Interindividual variability of fiber tract strengths and correlation with memory performance. (A) Example fiber tracts linking a VLPFC DM seed region to the PRC. The number of tracts was highly variable across subjects, ranging from 10.0 to 245.7 (mean over three raters). (B) The numbers of fiber tracts linking VLPFC DM seed regions to the PRC (Upper) and ERC (Lower) were significantly correlated with successful memory formation. The correlations survived a split-half (see Results). (C) Correlation of fiber tract strengths and memory performance, separated by LOP. Of all fiber tracts, only the tracts linking seed regions in the VLPFC DM ROI to the ERC and PRC were reliably associated with memory performance during both deep and shallow study. DM-d, dorsolateral subsequent memory seed region; DM-v, ventrolateral subsequent memory seed region; LOP-l, lateral functional LOP seed region; LOP-m, medial functional LOP ROI. *P < 0.05, uncorrected; **P < 0.05, Bonferroni-corrected and significant after split-half.

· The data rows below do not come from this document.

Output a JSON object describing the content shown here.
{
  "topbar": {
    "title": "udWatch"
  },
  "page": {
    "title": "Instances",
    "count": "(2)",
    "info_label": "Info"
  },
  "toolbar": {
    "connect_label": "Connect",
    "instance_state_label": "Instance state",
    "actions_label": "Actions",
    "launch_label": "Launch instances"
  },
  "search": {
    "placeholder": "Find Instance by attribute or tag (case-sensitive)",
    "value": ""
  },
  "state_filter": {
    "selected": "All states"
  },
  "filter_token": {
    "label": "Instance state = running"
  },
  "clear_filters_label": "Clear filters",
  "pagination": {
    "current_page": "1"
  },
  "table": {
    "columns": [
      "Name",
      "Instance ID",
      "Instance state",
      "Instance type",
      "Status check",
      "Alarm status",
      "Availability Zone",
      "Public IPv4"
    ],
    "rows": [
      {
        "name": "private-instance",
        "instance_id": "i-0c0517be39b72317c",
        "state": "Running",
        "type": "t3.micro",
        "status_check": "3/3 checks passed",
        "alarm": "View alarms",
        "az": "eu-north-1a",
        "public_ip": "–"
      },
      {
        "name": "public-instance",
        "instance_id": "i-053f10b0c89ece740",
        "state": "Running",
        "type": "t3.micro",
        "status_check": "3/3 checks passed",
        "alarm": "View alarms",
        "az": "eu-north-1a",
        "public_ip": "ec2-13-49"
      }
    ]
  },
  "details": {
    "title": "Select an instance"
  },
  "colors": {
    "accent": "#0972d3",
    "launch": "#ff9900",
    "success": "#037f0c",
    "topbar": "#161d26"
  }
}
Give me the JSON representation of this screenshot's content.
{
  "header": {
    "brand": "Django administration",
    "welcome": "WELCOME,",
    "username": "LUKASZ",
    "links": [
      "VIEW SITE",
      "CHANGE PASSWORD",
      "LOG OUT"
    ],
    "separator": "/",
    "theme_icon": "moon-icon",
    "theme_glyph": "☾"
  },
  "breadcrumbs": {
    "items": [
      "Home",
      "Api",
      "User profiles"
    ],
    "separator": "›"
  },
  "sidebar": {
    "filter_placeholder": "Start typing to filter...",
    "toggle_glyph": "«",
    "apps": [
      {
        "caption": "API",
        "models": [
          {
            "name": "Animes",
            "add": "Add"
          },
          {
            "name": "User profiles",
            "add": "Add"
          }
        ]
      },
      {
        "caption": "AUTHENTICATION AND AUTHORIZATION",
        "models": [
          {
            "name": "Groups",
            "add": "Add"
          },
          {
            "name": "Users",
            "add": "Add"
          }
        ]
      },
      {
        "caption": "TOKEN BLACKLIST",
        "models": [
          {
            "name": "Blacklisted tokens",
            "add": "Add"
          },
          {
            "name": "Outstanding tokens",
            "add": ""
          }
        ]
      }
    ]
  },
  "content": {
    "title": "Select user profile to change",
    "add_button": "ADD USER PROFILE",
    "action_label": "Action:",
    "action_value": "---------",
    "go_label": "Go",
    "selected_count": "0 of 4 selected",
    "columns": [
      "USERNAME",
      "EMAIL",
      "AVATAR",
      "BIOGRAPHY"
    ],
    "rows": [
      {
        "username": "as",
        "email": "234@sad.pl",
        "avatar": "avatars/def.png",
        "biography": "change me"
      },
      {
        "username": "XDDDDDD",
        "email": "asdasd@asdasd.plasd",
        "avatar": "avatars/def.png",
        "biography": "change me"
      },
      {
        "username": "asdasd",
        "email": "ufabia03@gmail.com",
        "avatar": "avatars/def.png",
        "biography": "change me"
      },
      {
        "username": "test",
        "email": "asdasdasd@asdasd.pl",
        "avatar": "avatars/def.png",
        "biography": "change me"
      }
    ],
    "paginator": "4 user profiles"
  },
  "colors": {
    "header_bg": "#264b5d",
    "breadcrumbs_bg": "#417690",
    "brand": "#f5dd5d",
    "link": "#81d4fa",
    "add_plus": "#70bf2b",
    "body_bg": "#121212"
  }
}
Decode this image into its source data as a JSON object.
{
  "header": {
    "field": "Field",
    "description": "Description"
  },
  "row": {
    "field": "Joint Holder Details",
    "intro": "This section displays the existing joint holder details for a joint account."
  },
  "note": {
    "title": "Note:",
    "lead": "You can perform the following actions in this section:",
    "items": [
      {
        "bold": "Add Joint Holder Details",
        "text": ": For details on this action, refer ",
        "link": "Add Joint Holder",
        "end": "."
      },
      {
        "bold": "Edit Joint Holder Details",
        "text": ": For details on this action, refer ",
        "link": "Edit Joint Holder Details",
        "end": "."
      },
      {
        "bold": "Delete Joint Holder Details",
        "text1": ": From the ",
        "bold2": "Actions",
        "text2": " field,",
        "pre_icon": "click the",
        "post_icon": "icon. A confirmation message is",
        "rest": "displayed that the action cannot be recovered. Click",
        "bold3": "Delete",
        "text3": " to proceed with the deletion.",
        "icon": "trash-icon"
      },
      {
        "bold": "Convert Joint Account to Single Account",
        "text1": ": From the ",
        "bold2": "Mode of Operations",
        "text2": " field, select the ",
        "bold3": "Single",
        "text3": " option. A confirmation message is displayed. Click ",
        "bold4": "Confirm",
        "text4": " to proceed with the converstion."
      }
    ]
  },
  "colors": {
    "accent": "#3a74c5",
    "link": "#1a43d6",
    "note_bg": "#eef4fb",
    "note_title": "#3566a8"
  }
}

Table S2 displays the average strengths of the tracts linking prefrontal seed regions to the MTL ROIs. The VLPFC DM seed region showed highest fiber density to the PRC (mean number of tracked paths = 63.3; SD 56.4), followed by the ERC (47.4; SD 60.1) and PHC (7.6; SD 7.3). Paired t tests showed that the numbers of tracts from the VLPFC and DLPFC DM seed regions were significantly higher to the PRC than to the ERC and PHC, and the numbers of tracts to the ERC was significantly higher than to the PHC (all, P < 0.001). Fiber tract strengths from the VLPFC DM seed to the PRC and ERC, respectively, were strongly correlated (r = 0.934; P < 0.001), but did not correlate with the number of tracts to the PHC (all P > 0.300). On the other hand, the numbers of fiber tracts from the DLPFC DM seed to the MTL regions were all positively correlated (all r > 0.534; all, P < 0.003).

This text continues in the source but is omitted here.